You are at the center of everything we do at Fred Hutchinson Cancer Center. Here, we surround you with a team of specialists who work together closely to provide expert care and compassionate support throughout your treatment and beyond.
We guide you every step of the way, combining our deep clinical expertise in Waldenström macroglobulinemia (WM) with a commitment to meet your unique needs.
Because WM is so rare, most hematologist-oncologists in the community have seen only a handful of people with this condition. At Fred Hutch, we’ve treated more than 200 people with WM in the past five years — experience that translates into state-of-the-art diagnosis and care for you.
Although WM is lymphoma, it’s a unique type, and many of the usual tenets of lymphoma care do not apply. To receive the most effective treatment for your disease — and avoid overtreatment — it’s important to see doctors with expertise in WM, like our team at Fred Hutch. We provide all forms of treatment for this disease.
Along with offering the latest chemotherapies, targeted therapies and immunotherapies, we’re involved in WM clinical trials to develop new options to suppress or kill WM cells. To advance care for patients everywhere, we collaborate with WM experts at other research and treatment centers.
The Fred Hutch Blood and Marrow Transplant Program consistently achieves higher-than-expected transplant survival rates. We pioneered blood and marrow transplants and have performed more than any other institution in the world. Dr. David Maloney is an international expert in transplants for WM.

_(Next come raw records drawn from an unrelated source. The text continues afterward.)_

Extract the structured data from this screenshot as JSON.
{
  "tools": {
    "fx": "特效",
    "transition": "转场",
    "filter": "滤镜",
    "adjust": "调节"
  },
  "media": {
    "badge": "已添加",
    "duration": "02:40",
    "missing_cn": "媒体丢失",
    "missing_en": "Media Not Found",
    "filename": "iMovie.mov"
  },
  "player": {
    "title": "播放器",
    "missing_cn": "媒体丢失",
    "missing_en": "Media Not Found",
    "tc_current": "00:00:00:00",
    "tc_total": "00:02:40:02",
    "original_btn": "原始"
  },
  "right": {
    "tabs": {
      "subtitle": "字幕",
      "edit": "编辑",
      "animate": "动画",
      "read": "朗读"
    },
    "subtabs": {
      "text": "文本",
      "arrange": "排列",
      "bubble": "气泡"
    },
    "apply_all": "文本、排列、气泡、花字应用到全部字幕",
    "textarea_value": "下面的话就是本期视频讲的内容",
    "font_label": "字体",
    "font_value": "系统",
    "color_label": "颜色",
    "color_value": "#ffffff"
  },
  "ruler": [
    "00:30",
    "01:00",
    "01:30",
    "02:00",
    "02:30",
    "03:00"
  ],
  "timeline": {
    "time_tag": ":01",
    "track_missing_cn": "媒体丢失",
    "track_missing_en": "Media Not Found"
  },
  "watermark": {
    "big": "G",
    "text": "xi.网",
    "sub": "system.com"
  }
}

Fred Hutch is the leading cancer treatment center in the region and among the top nationally, according to U.S. News & World Report.
We are a comprehensive cancer center, a designation from the National Cancer Institute (NCI) that reflects our scientific leadership and the depth and breadth of our research to prevent, diagnose and treat cancer.
WM, also known as lymphoplasmacytic lymphoma, is one type of cancer of the lymph system. Like other lymphomas, WM occurs because something goes wrong inside your lymphocytes, a type of white blood cell made in your bone marrow and found in your blood and lymph tissue.
Treatment for WM differs from treatment for other types of lymphoma and must be tailored to each individual. It’s important to be treated at a specialized center with expertise in WM. But because the condition is rare, many hospitals and clinics do not have much experience with it.
At Fred Hutch, you receive care from a team of providers with extensive experience in your disease. Your team includes physicians, a patient care coordinator, a registered nurse, an advanced practice provider and others, based on your needs. You also have access to experts like registered dietitians, social workers, acupuncturists, psychiatrists and more who specialize in supporting people with cancer or blood disorders.
For WM patients, this means more treatment options at Fred Hutch than you might find elsewhere, including the chance to participate in one of many ongoing clinical trials conducted at Fred Hutch and UW Medicine.
Many patients at Fred Hutch receive promising therapies by taking part in clinical trials. These research studies are done by physician-scientists from Fred Hutch and UW Medicine. They test new treatments or new ways to use current treatments. We have participated in and contributed to many studies testing new medicines with unique ways to suppress or kill WM cells.
Every advance in cancer treatment in recent years has come out of clinical trials. We offer more active clinical trials than anywhere else, which means more treatment options for patients like you.